I ask myself: how would I have behaved as a German citizen in the 1930s and early 40s? Would I have voiced my opposition to what was going on? Would I have held my tongue, kept my head down, and joined the many who felt “so quickly and so ‘shamelessly at home?’”
Obviously, our nation has not declined politically and ethically anywhere to the extent that Germany did under National Socialist rule. Those who equate Bush with Hitler only display a lack of clear thinking (and an alarming ignorance of history).

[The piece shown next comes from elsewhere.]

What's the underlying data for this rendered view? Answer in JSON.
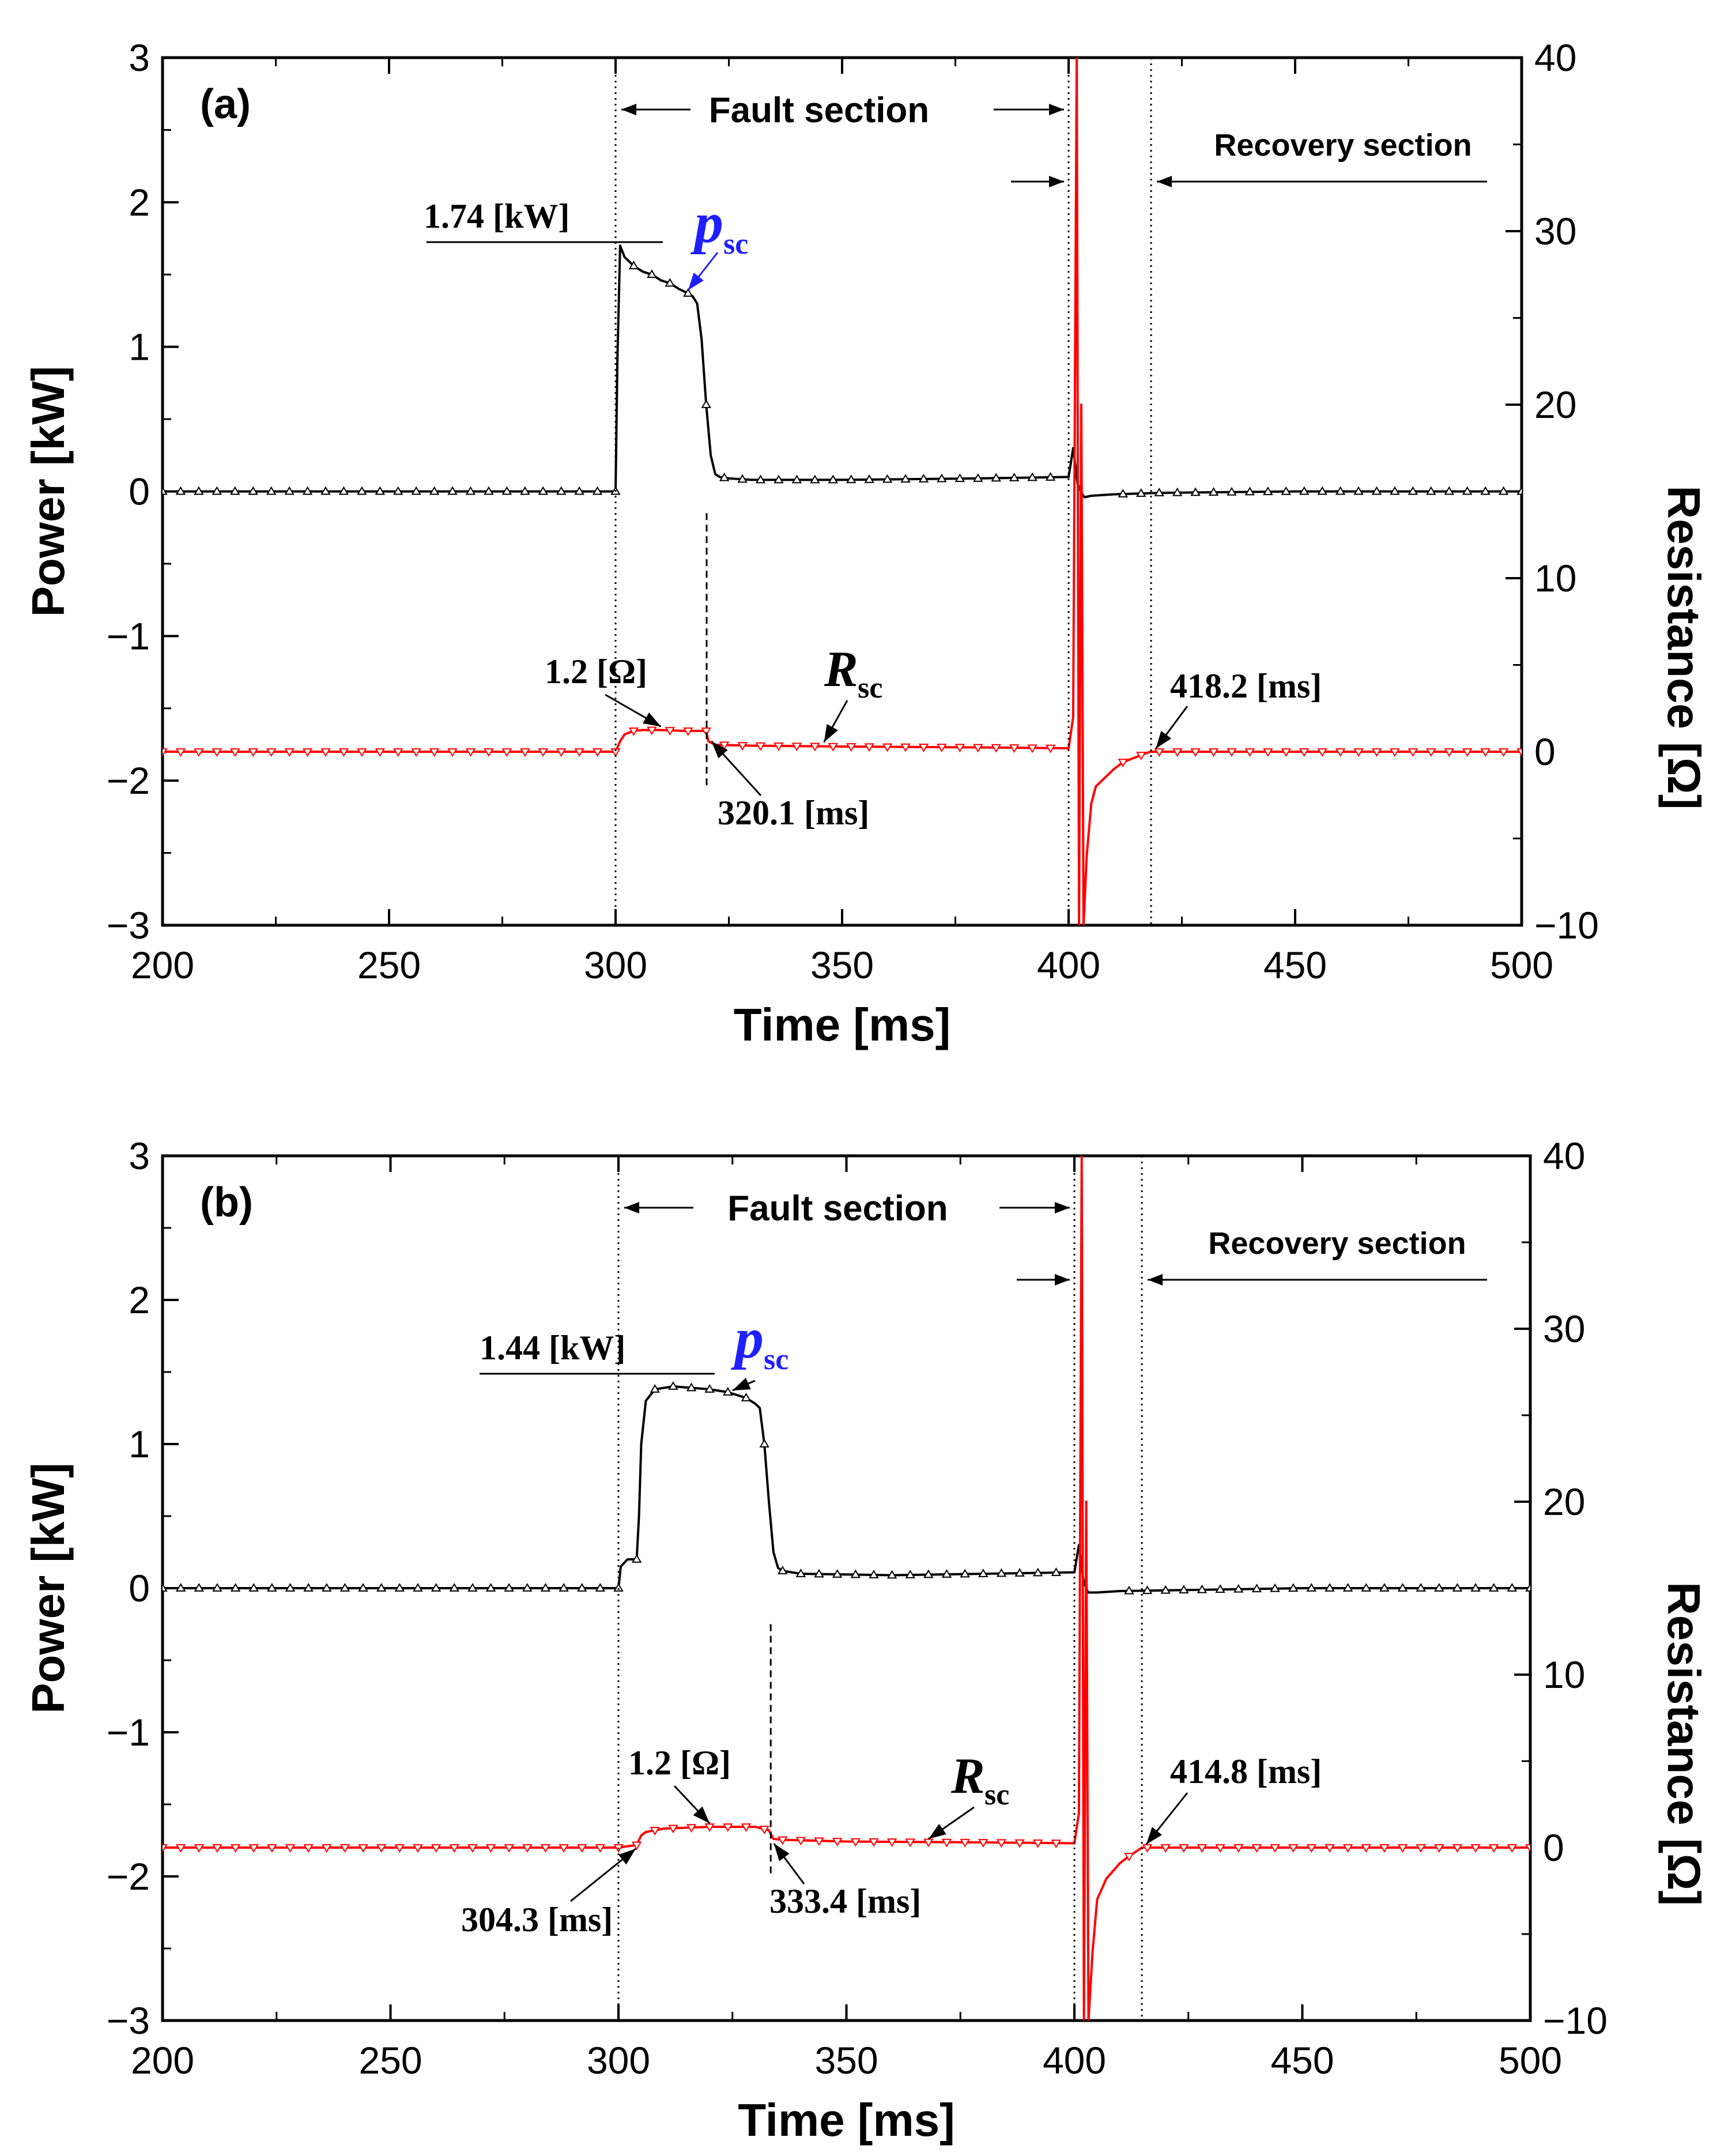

However, we’ve no doubt taken a big step backward in many areas—not least of all in protection of human rights and observance of the rule of law.
But I must confess to a certain resignation at times, a feeling that we’ll just have to “wait this one out.” Still, there’s a real danger to becoming so “shamelessly at home.” As Bonhoeffer puts it in the prologue, “Mere waiting and looking on is not Christian behavior.”